Yeah, that looks like a homeland to protect and remember |
Farm bills and agricultural subsidies are always a big deal, from the US to the EU, and definitely in Switzerland. This baffled me a bit. Swiss agriculture? In a country that wealthy and stable (take my word for it, or come on tour with me and I’ll explain) why are a few cows such a big deal?
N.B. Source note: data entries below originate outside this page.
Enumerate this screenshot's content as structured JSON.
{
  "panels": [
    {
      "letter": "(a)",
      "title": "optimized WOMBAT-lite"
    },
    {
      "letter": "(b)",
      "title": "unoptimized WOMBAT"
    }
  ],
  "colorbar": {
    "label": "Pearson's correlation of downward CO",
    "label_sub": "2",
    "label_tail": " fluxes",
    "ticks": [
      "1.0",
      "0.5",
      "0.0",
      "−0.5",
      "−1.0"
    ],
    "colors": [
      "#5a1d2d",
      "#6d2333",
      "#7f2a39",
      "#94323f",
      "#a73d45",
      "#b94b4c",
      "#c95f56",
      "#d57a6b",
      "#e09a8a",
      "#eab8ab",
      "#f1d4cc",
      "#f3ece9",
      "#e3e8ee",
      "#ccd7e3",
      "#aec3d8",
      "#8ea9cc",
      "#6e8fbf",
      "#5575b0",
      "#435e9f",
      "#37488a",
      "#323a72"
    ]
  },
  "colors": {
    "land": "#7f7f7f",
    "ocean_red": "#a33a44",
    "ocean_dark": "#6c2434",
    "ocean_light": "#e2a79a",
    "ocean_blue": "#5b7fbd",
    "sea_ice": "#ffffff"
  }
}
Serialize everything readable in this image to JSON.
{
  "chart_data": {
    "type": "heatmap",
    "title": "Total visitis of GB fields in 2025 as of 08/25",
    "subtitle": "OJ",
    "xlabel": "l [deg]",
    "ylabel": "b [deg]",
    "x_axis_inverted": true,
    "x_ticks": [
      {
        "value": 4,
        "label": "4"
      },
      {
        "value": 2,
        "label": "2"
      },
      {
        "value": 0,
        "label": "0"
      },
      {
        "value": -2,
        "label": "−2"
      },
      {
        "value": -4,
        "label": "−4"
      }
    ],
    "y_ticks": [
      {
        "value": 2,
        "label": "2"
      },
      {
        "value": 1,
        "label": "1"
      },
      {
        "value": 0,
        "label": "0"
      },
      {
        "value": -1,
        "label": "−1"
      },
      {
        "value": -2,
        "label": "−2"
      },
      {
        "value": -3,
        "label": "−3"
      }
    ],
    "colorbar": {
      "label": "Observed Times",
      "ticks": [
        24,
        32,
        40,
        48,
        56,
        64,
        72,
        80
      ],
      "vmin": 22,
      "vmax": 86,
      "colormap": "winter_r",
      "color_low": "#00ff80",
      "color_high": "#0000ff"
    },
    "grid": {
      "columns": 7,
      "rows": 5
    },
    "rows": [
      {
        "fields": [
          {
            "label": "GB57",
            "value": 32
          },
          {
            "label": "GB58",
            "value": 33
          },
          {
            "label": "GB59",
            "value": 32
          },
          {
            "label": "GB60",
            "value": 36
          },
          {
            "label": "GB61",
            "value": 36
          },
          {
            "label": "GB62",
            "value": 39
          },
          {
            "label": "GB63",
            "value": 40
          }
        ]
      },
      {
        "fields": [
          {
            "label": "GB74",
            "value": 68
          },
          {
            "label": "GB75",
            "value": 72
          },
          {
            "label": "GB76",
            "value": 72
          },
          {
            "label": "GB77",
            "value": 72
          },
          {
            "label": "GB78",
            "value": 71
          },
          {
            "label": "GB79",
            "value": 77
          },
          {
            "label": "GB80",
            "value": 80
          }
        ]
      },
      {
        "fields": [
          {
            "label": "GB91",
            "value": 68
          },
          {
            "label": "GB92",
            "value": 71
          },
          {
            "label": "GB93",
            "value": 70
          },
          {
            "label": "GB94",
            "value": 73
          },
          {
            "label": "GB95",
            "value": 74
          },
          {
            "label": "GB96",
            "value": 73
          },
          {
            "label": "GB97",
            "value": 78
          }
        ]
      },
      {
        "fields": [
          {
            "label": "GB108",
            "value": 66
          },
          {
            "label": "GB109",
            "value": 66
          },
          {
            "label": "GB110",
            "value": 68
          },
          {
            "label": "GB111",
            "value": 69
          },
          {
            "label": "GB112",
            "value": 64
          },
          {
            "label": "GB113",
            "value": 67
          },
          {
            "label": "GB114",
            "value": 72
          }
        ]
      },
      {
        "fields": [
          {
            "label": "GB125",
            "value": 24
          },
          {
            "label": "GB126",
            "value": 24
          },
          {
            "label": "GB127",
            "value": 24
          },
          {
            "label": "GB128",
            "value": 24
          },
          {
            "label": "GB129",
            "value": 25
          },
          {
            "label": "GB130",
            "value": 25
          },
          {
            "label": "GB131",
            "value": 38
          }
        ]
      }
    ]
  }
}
The answer I always gave was national identity. The people of Country X want to see themselves as coming from pastoral roots. This didn’t make a ton of sense to me, since if you didn’t grow up on a farm why do you need to feel like your nation did? But I’m used to not quite understanding identity politics since I come from the rampantly, disastrously, shamefully dominant demographic set. Straight, white, middle-class, American male with full health, mobility, education etc? Having every advantage in life reduced the need for an identity to process it.
But other people will talk about such things until….(wait for it)...the cows come home.
Ain't she so pretty! |
That expression was always a mystery to me. I’d picture farmers chatting on the porch until the cows meandered home in the evening light. Or was it that the cows would never come home on their own, so you’d talk forever? That could be, too, but let’s go with something else.
Because it’s wearing a floral headdress.
Every spring, the farmers throughout the Alps drive their cows up to higher pasture for the summer. They stay up there eating rich green grass and justifying Alphorns for the warm sunny months, giving some folks time off to talk endlessly (hence the phrase, I’m thinking) while a few heroes of national identity up in the mountain meadows churn butter and coagulate protein. (Ain’t that just the sexiest phrasing I could have chosen for cheese-making?)
Get on with your cow self! |
Leave it to this last tour group I had, with their preternatural luck and timing, to arrive just in time for the almabtrieb, or viehscheid, the annual parade of cows returning from summer pasture. It was stupendous. The cows, dressed in their finest and caring not one udder about it, paraded through town in a ceremonious way that was most a-moo-sing. (You’re welcome.)
So what? So some cows walked through town, why should I blog about it, and why should legislatures spend so much time on ag issues?
In this year of an insane US presidential candidate, United Kingdomers choosing to leave the most successful diplomatic structure in European history, and Colombians voting to reject peace in favor of punitive measures and further bloodshed, well, it’s damn fine to sit back in the sun and watch something so hearty, so earnest, so down-home rustically peaceful and reassuring as a parade of decorated cows coming home.
Not a shabby looking place, that Switzerland |
Is it worth it? All the tax revenue spent to prolong a procession of bovine ladies and tractors of cheese? Well, it did me good, and the whole town with me, so I guess the fiscal considerations are a moooo-t point.